Rural Landowner Exits Bankruptcy with $8.5MM Refinance
Midwest client recovers from delinquent payments with AgAmerica’s flexible financial structure.
There is no one-size-fits-all approach to agricultural land financing. Every operation contains its own set of strengths and challenges. Even when an operation shows years of success, one unpredictable event runs the risk of derailing future progress. That’s why finding a lender with the capacity to adapt to unforeseen obstacles and stick by you through the ups and downs is a rare and priceless partner to have.
The Challenge
A ranch and recreational operation in the Midwest was in a difficult but manageable financial position. The owner had filed for bankruptcy protection earlier this year after a high-net-worth investor deferred their investment due to the COVID-19 pandemic. On the contrary of a flailing business, the client was thriving but had fallen into this situation from an ongoing dispute between previous partners attempting to liquidate their investments. The deferred investment was supposed to aid in paying off outstanding interests on the former partners’ investments.
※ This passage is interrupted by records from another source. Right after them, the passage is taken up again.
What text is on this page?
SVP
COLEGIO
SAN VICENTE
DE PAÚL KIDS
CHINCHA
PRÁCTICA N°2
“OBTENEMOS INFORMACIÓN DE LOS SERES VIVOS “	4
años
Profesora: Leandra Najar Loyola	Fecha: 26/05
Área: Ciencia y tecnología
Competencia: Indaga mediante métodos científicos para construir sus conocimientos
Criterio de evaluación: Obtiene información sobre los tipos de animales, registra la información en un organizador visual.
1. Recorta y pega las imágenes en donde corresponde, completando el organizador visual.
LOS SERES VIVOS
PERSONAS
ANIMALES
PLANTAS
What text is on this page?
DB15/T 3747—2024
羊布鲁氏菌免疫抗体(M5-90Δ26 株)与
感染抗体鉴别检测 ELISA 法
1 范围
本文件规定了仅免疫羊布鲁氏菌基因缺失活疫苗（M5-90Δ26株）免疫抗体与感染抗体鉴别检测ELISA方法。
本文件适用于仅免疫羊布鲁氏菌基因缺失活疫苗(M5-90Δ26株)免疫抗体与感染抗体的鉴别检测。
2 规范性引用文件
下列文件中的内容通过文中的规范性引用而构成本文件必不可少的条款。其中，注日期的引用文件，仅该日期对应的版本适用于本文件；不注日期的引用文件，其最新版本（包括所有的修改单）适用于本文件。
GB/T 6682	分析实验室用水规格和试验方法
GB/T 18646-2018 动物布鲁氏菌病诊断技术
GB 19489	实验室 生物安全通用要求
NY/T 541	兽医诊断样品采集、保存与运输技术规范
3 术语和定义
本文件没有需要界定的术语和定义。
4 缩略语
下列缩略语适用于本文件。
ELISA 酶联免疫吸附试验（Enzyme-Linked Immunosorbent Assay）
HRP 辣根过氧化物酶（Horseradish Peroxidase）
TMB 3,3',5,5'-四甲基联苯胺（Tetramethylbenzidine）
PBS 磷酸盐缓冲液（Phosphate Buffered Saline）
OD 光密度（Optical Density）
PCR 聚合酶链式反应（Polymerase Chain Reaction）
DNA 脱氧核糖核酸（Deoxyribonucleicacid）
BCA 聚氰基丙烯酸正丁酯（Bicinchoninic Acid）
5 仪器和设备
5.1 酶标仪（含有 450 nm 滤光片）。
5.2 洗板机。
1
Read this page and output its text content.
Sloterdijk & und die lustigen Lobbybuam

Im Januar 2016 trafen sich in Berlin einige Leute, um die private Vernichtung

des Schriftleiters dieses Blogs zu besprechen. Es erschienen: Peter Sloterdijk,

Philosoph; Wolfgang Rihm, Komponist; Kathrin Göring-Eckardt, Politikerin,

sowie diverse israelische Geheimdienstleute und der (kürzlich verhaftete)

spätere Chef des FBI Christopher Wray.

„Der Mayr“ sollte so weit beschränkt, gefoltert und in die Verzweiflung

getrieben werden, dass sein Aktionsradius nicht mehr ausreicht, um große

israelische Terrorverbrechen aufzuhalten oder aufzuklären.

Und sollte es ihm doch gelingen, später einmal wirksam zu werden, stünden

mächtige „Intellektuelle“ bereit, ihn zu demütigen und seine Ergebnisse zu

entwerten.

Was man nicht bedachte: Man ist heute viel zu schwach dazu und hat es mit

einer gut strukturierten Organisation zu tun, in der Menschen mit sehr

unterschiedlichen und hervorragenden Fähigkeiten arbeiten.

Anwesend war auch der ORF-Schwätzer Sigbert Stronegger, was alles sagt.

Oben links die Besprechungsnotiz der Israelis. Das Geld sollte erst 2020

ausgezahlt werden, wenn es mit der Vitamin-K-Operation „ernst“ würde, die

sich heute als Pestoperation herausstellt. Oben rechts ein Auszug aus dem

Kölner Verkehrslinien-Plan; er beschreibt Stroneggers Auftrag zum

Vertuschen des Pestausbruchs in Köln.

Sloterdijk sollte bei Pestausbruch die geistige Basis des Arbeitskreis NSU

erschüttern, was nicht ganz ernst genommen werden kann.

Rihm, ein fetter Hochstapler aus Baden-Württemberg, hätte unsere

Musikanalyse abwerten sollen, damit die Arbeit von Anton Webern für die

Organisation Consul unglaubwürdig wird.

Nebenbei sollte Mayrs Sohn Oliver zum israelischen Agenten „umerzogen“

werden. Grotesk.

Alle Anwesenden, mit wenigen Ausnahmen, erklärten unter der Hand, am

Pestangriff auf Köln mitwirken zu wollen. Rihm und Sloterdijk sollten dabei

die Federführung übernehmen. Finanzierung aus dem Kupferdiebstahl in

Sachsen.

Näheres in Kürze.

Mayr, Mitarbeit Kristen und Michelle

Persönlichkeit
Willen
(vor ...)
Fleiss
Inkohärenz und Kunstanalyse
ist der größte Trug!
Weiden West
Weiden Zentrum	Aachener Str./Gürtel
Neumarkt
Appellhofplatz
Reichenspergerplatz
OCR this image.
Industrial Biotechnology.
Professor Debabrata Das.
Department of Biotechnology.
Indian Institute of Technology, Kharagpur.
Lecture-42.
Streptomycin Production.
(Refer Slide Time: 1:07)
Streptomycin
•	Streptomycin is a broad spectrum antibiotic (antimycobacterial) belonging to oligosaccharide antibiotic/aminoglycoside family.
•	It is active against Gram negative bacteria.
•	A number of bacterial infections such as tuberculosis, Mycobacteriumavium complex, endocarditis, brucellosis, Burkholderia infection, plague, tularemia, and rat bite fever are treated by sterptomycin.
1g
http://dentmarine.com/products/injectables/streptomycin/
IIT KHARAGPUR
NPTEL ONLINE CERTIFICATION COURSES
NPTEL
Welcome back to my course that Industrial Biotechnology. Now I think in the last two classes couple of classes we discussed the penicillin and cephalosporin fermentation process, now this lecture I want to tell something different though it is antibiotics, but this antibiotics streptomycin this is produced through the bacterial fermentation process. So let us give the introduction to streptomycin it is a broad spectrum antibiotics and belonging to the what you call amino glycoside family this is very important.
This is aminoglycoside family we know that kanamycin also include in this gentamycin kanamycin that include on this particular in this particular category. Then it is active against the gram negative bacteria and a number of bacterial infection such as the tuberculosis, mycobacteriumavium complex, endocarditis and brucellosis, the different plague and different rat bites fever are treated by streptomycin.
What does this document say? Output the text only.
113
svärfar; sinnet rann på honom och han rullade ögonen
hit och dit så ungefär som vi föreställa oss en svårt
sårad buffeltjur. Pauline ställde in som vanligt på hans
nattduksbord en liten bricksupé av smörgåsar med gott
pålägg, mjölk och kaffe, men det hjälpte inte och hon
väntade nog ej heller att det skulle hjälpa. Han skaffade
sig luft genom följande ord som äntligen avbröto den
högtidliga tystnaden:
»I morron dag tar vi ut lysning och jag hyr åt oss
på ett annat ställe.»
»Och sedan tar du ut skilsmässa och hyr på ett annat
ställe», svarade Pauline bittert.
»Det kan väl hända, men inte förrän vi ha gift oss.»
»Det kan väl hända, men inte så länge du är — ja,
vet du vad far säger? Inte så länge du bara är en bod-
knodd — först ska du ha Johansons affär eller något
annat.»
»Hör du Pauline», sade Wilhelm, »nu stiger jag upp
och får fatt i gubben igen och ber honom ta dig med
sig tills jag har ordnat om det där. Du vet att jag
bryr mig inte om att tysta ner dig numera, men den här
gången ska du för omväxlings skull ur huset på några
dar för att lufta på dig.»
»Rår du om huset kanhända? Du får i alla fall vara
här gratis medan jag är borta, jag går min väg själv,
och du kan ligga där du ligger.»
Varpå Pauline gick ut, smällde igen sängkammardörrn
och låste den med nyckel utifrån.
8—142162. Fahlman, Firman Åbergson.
No longer able to afford these aggressive payments, the landowner turned to AgAmerica to see if we could provide a unique solution to their unique financial predicament.
The Solution
AgAmerica worked closely with the borrower to understand the current ownership structure and to provide a more streamlined option. Along with a two-note loan package to refinance the borrower’s existing debt load into more manageable, interest-only payments, AgAmerica also endorsed and proposed a simplified organizational structure once the operation was no longer in bankruptcy. With AgAmerica in their corner, the borrower was able to right-size their financial position and complete an orderly exit from bankruptcy and build a more resilient operation moving forward.